I'm sorry to say that none of this exists in code form (unless somebody else has come up with the same idea). I do think it could be written in such a way that the TypedModel
and traditional models.Model
definitions would be interchangeable, since all I'm proposing is a little syntactical sugar and no changes in functionality.
It did occur to me to start work on this, but then I remembered I have plenty projects and other commitments to keep me busy for the near future. I'm hoping that this will be picked up by somebody strong on typing who understands metaclasses enough to take this on.
Model fields are not only a representation of the data type but the set of logic in which formats Django should read and write data.
For example, you will store comma separated string in a database but you field will have custom
to_python
method that will automatically split it to a list of values.Maybe it will make sense to add type hinting to the
to_python
method.Thanks for interesting food for thought.
There is a typo in the
Student
model: you wroteTypeModel
instead ofTypedModel
.Fixed, thanks.
And we could finally get ORM/framework agnostic models :-) Great post!
I wrote a tiny proof of concept: https://gist.github.com/Naddiseo/d611bbd50388f267720e280de5643b90
Nice work. Anything tricky in the implementation?
Nothing super tricky. The only thing that bit me initially was the "inherited metaclasses must be is strict subclass of parent metaclasses" thing that python has; it was easily fixed by making the metaclass extend from the python base model metaclass. The only things left are to extend the mapping from python types to django models fields, which I haven't looked to far into for things like foreign keys and optional. And the second thing is that Django currently issues a warning about redefining the model which I haven't looked to far in to. The idea could be extended to use annotated types, which would make the it easier to provide options to the django models:
I think this would definitely help speed up development if errors can be spotted before the code is run.
It might be worth taking this idea to the development community of the main Django project for feedback.
Nice article and nice comments. A couple of points:
The pydantic library has a very mature, extensible system for validation based on type hinting. It could probably be the inspiration for a lot of the extras you mention, such as constraints.

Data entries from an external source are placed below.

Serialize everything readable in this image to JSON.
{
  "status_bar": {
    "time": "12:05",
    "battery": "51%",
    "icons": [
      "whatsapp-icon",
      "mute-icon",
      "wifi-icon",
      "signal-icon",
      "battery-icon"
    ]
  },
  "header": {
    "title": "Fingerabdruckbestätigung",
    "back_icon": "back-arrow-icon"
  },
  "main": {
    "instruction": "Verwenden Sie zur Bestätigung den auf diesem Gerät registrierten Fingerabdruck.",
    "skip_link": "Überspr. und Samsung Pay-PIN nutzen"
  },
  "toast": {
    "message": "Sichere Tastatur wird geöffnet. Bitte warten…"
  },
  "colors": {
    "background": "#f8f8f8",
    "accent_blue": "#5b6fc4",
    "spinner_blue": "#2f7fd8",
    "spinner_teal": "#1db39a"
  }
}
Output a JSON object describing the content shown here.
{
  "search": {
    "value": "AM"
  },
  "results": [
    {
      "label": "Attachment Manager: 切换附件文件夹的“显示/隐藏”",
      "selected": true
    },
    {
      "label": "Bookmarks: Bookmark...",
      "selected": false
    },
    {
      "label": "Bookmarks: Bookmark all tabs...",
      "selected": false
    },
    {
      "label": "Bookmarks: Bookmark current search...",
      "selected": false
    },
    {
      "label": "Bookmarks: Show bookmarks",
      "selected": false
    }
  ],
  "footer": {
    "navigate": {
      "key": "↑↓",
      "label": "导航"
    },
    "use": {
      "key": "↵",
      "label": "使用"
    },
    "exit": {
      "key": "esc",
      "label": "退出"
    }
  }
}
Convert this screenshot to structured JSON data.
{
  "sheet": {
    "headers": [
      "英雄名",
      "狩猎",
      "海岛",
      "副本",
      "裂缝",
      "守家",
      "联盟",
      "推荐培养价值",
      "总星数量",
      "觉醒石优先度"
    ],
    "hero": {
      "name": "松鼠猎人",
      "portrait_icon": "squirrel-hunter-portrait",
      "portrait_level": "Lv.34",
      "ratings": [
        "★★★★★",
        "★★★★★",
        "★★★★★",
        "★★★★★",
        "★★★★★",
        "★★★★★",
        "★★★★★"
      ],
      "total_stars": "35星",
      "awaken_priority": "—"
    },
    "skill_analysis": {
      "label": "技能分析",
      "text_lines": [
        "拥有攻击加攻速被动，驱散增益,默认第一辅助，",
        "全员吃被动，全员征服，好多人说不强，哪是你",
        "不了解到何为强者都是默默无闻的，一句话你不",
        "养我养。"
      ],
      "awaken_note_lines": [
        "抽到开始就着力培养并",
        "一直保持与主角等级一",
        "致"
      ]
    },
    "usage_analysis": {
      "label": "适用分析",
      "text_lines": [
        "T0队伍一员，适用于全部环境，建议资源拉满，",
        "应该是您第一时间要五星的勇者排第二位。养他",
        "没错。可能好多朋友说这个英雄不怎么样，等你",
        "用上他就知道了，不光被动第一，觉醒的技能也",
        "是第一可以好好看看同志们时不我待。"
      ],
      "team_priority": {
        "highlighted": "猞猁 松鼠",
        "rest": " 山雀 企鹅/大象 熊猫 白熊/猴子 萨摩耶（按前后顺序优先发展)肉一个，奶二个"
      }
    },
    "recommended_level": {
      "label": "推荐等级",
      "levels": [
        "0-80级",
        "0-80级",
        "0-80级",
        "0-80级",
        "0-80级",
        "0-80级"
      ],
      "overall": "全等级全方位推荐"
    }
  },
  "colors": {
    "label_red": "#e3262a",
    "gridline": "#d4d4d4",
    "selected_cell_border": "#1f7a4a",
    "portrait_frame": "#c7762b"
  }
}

Consider using dataclasses to do the modeling. You get the type hint information but you also get a "field" where you can do inner-Config-class things. Such as ship along "metadata". In my system I have certain frequent metadata as custom fields, making it easy to import and say what you mean. The postinit could also be useful for doing Django-specific things.
Consider using
django-stubs
: it provide type specs and custommypy
plugins to do typechecking with django correctly.I wrote an article about it: https://sobolevn.me/2019/08/typechecking-django-and-drf
Wow, there's no "edit". But I've made several typos and my link is not active. Here you go: https://sobolevn.me/2019/08/typechecking-django-and-drf
These ideas are great and definitely the way to go. Unfortunately, old projects like Django and SqlAlchemy will not move fast enough. Too much legacy, too many users used to the old ways. It is necessary for a new project to be born and kick the butts of the old guys so they can pay attention and start moving (and probably won't ever catch up).
See how FastAPI makes use of type hints and how it makes total sense and lead to a superior framework.